The western journalists and the Iraqis say there was fire exchanged between an Iraqi pick up truck with a heavy machine gun mounted on it and an American tank. The pick up truck was destroyed. Then the Iraqis commandeered a journalist's van to use as a makeshift ambulance and put the Iraqi casualties and Terry Lloyd who was badly wounded by US fire , into it.
The US tank continued firing on this vehicle and killed Lloyd.
The British special forces member who says he witnessed it too and the US unit claim they didn’t keep firing after the heavy machine gun truck was taken out.
I tend to believe the journalists given that all the other witnesses were combatants on one side or the other and so bound to be biased.
The British and US military story is also undermined by BBC reports that expert analysis of a video of the incident provided by the US unit showed 15 minutes had been cut from the film.
Lloyd’s killing was not an isolated incident but one of many incidents of coalition forces firing on reporters who weren't embedded in a unit according to the International Federation of Journalists.
This may well be another tacit Bush administration policy like the continuing torture policy revealed by the testimony of many US soldiers recorded by Human Rights Watch.Torture continues in Iraq long after the Abu Ghraib scandal supposedly ‘ended’ it
This tacit policy seems to be to fire on non-embedded reporters to scare the others into being embedded and make sure the majority of media coverage is what our militaries and governments want it to be . Though in Lloyd’s case there may have been confusion over which vehicles contained Iraqi fighters and which contained media – particularly as the vehicle he was in was commandeered by fleeing Iraqi fighters as a makeshift ambulance – it is also clear that firing on enemies who were not attacking but fleeing with their wounded might well constitute a war crime in itself. For anyone who would defend such action consider whether you would think Iraqi forces would be justified on firing on fleeing British or American troops who weren’t firing on them any more and were trying to get their wounded and wounded journalists to hospital.
The ambulance was not marked as an ambulance – it was just a commandeered media van - but its fairly clear the second burst of fire from the tank wasn't part of a fire fight but at the least an attempt to kill off any survivors and wounded after the Iraqis were beaten and trying to get away. That on its own would be arguably a war crime. If they knew some of the wounded were media it would definitely be a war crime - whether they knew or not i don’t know - but they do seem to have cut 15 minutes from the tape and the coalition accounts don't fit with the western journalists’ and camera-mens’ accounts and those are the only independent eye-witness accounts and so the most reliable.

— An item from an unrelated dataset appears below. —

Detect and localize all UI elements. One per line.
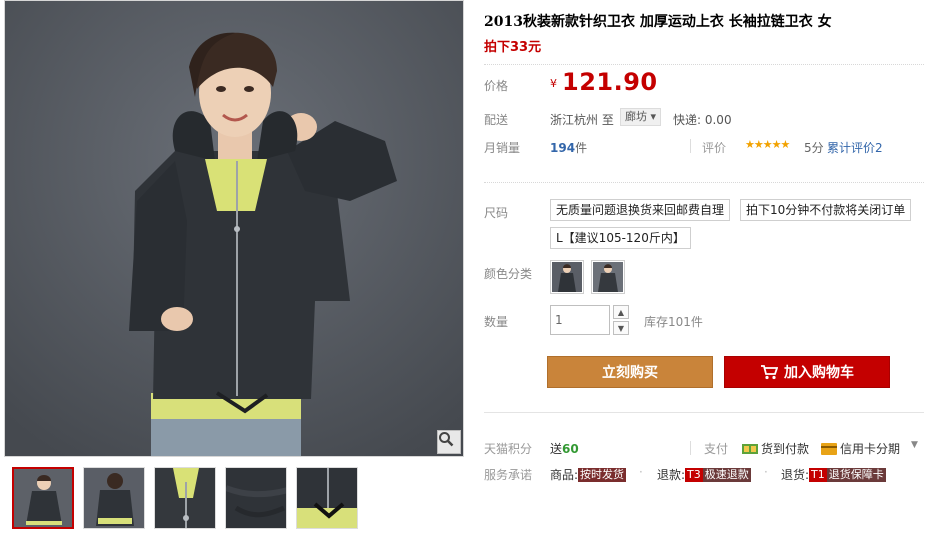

Of course it may have been a war crime for Iraqi fighters to take their vehicle into a civilian column and of course insurgents and Al Qaeda in Iraq have also targeted and murdered journalists but if this in some way makes it right for coalition forces to target them or make little attempt to avoid killing them if they aren't embedded with coalition units i can't see how. Freedom and democracy if they mean anything have to include a free press - not one limited in where it can go , what it can see and what it can report by militaries and governments any more than by terrorist organisations, militias or 'insurgent' or 'resistance' groups.